Obuchowski Nancy A, Subhas Naveen, Polster Joshua
Quantitative Health Sciences, Cleveland Clinic Foundation, Cleveland, Ohio.
Department of Diagnostic Radiology, Imaging Institute, Cleveland Clinic Foundation, Cleveland, Ohio.
Semin Musculoskelet Radiol. 2017 Feb;21(1):23-31. doi: 10.1055/s-0036-1597252. Epub 2017 Mar 2.

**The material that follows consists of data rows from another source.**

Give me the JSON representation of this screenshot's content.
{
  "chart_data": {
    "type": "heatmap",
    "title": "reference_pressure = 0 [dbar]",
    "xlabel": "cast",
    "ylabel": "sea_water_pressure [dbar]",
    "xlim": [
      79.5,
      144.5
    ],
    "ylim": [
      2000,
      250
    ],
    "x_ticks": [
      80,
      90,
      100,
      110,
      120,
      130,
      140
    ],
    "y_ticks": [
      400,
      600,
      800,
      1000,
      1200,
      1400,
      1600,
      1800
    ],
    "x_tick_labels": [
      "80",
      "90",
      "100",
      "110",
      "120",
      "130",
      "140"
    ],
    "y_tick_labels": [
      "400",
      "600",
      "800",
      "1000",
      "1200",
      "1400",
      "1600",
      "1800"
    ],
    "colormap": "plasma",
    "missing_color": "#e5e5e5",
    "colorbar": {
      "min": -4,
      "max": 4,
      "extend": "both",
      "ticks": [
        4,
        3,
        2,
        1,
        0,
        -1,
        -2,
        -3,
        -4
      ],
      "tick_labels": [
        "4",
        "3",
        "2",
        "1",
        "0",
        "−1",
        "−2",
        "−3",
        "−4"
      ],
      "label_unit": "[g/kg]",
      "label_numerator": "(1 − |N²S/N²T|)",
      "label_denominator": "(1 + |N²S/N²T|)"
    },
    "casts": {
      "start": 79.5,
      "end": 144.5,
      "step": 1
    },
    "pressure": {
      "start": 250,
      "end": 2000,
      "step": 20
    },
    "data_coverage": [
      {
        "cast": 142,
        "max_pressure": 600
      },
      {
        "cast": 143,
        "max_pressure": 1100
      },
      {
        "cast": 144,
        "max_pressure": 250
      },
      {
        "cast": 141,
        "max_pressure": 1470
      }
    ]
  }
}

Biostatistics is an essential component in most original research studies in imaging. In this article we discuss five key statistical concepts for study design and analyses in modern imaging research: statistical hypothesis testing, particularly focusing on noninferiority studies; imaging outcomes especially when there is no reference standard; dealing with the multiplicity problem without spending all your study power; relevance of confidence intervals in reporting and interpreting study results; and finally tools for assessing quantitative imaging biomarkers. These concepts are presented first as examples of conversations between investigator and biostatistician, and then more detailed discussions of the statistical concepts follow. Three skeletal radiology examples are used to illustrate the concepts.
生物统计学是大多数影像学原创研究中的重要组成部分。在本文中,我们讨论现代影像学研究中用于研究设计和分析的五个关键统计概念:统计假设检验,尤其侧重于非劣效性研究;成像结果,特别是在没有参考标准的情况下;在不消耗所有研究效能的情况下处理多重性问题;置信区间在报告和解释研究结果中的相关性;以及最后用于评估定量成像生物标志物的工具。这些概念首先以研究者与生物统计学家之间对话的形式呈现示例,然后对这些统计概念进行更详细的讨论。使用三个骨骼放射学示例来说明这些概念。